The US economy expanded at a 6.4% pace in the first quarter (figure below), the initial read on Q1 GDP showed.
That was slightly below consensus (6.7%), but not enough to alter anyone’s perception of the headline.
The range of estimates was wide. Six-dozen economists were looking for anywhere between 4.5% and 10%.
This effectively cements the recovery narrative. Most analysts expect “peak growth” to occur in the second quarter, when economic activity will benefit from vaccinations and a kind of “grand reopening” of the services sector just in time for summer. COVID fever was accompanied by cabin fever. With any luck, both will lift by Q3.
Personal consumption was strong, as expected, rising 10.7% in Q1 (figure below), a marked acceleration from Q4’s 2.3% pace. Consensus was looking for 10.5%.
The government flagged increases in durable goods (especially cars and parts), nondurable goods (notably food and beverages) and services (led by food services and accommodations).
Nonresidential fixed investment, which rose nearly 10% (figure below), reflected information processing equipment and IP products, namely software.
It was the third consecutive quarter of strong business spending. Final sales to private domestic purchasers jumped nearly 11% in Q1 following a 5.5% rise in Q4.
Not surprisingly, residential investment was robust. Q1’s 10.8% gain came hot the heels (and you can take “hot” figuratively and literally) of a 36.6% gain in Q4 and a 63% advance in Q3.
There’s no mystery there. With the possible exception of tech, there’s arguably no sector of the economy that’s benefited more from the pandemic than housing.
The price index jumped 4.1% in the first quarter following Q4’s 2% rise. Core PCE was up 2.3% QoQ. The former was an upside surprise. Consensus was looking for a much cooler 2.6% read. Core was soft, though. The market expected 2.4%.
The release noted that the increase in federal government spending “primarily reflected an increase in payments made to banks for processing and administering the Paycheck Protection Program loan applications as well as purchases of COVID-19 vaccines for distribution to the public.”
Digging a little deeper shows goods consumption was key. Durable goods rose more than 41% after falling -1.1% in the fourth quarter. Services spending, meanwhile, recorded a 4.6% gain, barely larger than Q4’s 4.3% advance.
“If there was any question where the stimulus checks went, this report provides meaningful context,” BMO’s US rates team remarked. “This leaves open the possibility for a strong second quarter as reopening will stoke service sector consumption, although it also reiterates the concern that simply unlocking the doors and turning on the lights won’t be sufficient to get consumers reengaged in in-person commerce.”
That latter bit is key. There’s still palpable concern among many Americans around the safety of restaurants and other high-contact businesses. Masks or no masks. Vaccines or no vaccines. The figure (below) shows leisure and hospitality making up ground. But it’s not enough.
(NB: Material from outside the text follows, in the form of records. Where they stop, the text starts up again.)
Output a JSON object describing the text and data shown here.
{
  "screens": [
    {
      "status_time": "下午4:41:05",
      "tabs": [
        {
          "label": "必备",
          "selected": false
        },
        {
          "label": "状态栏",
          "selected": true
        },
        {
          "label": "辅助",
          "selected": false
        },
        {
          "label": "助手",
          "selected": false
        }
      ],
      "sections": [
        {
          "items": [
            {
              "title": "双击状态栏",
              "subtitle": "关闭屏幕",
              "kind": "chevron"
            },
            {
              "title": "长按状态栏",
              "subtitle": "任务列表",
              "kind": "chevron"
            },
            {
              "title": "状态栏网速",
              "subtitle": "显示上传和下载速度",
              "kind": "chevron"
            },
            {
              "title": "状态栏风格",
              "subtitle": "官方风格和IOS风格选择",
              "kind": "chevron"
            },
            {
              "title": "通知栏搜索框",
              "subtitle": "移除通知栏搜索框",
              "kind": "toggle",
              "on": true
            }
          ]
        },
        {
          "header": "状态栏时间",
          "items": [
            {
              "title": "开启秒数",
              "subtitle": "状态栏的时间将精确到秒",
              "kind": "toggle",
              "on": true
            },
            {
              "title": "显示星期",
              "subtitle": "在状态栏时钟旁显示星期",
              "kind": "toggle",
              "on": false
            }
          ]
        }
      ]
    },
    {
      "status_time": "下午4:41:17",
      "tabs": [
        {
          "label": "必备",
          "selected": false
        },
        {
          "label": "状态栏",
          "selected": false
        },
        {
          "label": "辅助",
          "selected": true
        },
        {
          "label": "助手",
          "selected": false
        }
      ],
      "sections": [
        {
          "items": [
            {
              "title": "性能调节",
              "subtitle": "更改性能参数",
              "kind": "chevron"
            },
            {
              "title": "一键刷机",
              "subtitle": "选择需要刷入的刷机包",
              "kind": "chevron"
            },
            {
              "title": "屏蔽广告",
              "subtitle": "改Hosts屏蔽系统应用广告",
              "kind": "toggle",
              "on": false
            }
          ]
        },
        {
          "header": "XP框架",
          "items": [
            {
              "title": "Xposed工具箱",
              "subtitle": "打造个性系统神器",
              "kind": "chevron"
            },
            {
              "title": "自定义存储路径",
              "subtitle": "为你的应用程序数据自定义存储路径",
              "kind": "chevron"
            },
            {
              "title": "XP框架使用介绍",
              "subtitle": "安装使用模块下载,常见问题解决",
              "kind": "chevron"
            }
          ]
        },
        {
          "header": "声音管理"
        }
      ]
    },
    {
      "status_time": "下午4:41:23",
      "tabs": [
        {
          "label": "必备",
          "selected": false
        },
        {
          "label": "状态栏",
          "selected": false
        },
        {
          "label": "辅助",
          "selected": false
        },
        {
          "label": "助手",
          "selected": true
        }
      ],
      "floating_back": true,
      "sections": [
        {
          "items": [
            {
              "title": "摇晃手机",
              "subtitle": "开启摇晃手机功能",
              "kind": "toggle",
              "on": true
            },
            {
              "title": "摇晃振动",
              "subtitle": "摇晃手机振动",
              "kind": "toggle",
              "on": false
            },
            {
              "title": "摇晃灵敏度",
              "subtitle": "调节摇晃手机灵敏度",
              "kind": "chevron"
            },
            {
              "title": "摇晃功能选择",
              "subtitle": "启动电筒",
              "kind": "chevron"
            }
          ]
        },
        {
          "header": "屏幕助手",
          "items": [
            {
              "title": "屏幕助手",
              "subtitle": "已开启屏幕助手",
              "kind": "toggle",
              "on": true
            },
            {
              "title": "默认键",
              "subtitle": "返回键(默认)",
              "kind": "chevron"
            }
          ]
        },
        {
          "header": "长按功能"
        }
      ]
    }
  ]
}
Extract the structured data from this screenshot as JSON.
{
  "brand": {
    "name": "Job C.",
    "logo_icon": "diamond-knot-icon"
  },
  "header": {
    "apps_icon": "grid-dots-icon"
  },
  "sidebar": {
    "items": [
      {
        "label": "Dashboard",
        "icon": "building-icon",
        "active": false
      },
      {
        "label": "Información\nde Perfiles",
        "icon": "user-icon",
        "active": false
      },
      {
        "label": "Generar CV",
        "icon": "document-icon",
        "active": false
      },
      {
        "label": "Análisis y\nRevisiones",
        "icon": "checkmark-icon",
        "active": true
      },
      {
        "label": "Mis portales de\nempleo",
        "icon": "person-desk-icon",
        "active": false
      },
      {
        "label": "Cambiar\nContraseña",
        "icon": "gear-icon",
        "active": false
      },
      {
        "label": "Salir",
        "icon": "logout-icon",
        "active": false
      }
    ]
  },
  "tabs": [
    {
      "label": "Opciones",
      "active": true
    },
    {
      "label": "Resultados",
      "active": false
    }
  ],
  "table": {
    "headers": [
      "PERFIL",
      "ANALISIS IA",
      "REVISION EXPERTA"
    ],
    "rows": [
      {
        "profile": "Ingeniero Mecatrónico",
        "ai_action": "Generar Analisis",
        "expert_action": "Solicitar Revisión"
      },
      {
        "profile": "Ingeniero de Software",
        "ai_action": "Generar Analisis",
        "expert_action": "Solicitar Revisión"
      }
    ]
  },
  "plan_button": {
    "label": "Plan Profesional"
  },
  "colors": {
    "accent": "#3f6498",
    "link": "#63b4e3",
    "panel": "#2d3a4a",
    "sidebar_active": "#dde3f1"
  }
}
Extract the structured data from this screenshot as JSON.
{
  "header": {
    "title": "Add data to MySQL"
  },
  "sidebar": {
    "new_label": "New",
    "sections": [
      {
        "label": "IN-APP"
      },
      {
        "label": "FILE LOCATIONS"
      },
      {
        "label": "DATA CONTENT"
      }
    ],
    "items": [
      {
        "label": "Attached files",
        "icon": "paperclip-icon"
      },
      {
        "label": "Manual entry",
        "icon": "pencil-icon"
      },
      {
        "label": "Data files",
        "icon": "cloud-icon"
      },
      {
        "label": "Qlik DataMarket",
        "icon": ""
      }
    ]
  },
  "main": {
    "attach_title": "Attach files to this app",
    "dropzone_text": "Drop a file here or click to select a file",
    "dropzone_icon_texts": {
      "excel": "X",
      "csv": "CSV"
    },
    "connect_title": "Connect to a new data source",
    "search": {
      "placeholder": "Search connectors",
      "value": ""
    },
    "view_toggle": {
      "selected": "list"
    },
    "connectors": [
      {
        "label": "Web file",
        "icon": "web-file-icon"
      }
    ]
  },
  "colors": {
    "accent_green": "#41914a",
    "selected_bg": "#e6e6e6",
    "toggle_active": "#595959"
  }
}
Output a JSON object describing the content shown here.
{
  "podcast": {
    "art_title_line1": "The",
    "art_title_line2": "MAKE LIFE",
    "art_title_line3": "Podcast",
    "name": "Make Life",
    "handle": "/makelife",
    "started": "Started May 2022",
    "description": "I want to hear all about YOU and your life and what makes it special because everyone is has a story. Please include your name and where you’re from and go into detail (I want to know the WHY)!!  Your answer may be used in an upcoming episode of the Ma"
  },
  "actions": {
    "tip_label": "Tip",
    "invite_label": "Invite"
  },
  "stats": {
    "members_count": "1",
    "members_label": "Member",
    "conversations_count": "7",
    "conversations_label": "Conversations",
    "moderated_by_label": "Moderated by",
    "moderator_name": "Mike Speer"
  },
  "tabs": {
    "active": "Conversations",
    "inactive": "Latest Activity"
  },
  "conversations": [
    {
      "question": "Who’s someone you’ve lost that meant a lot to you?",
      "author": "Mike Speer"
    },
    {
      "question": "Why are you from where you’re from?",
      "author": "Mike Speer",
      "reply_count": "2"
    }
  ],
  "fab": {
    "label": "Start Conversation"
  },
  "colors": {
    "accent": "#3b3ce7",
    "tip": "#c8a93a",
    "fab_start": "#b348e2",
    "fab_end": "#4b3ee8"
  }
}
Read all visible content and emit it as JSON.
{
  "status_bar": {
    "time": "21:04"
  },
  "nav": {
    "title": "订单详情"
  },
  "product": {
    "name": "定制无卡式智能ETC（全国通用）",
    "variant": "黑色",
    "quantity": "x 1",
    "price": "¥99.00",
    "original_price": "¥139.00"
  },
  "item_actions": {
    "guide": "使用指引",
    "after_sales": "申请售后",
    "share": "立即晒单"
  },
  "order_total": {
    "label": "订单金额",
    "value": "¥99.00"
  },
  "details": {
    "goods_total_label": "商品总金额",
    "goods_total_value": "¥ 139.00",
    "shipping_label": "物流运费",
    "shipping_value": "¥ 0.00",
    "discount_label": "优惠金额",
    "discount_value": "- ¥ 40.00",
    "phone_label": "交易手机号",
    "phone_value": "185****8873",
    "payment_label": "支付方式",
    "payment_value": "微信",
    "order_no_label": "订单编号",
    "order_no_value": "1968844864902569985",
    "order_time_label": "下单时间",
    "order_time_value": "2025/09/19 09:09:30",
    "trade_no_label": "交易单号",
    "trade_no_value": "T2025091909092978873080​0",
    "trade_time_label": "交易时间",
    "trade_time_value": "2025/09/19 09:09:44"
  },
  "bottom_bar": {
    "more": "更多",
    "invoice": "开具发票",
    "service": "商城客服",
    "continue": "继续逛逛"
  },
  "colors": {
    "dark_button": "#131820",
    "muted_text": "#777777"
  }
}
I’ve insisted there can be no durable recovery (no pun intended) without the services sector. Simply put: That’s where the jobs are. Or, more aptly, that’s where the jobs were. And that’s where the slack is (figure above).
Of course, the current administration (much like the last administration, by the way) is attempting to resurrect manufacturing and make blue collars great again, only this time, with a tinge of green. We’ll see how it goes. But until then, we need the restaurants, bars, venues and, yes, even brick and mortar retailers, to start hiring again. We need foot traffic. And it’s coming, we’re told.
In any case, the first read on Q1 GDP is amenable to a straightforward assessment: There’s been progress. And it’s real progress, not just the kind of mechanical rebound we saw last year. But there’s work to be done. And thank God for that. After all, if the progress becomes too “substantial,” the benefactors with the printing presses might start whispering about raising the price of money.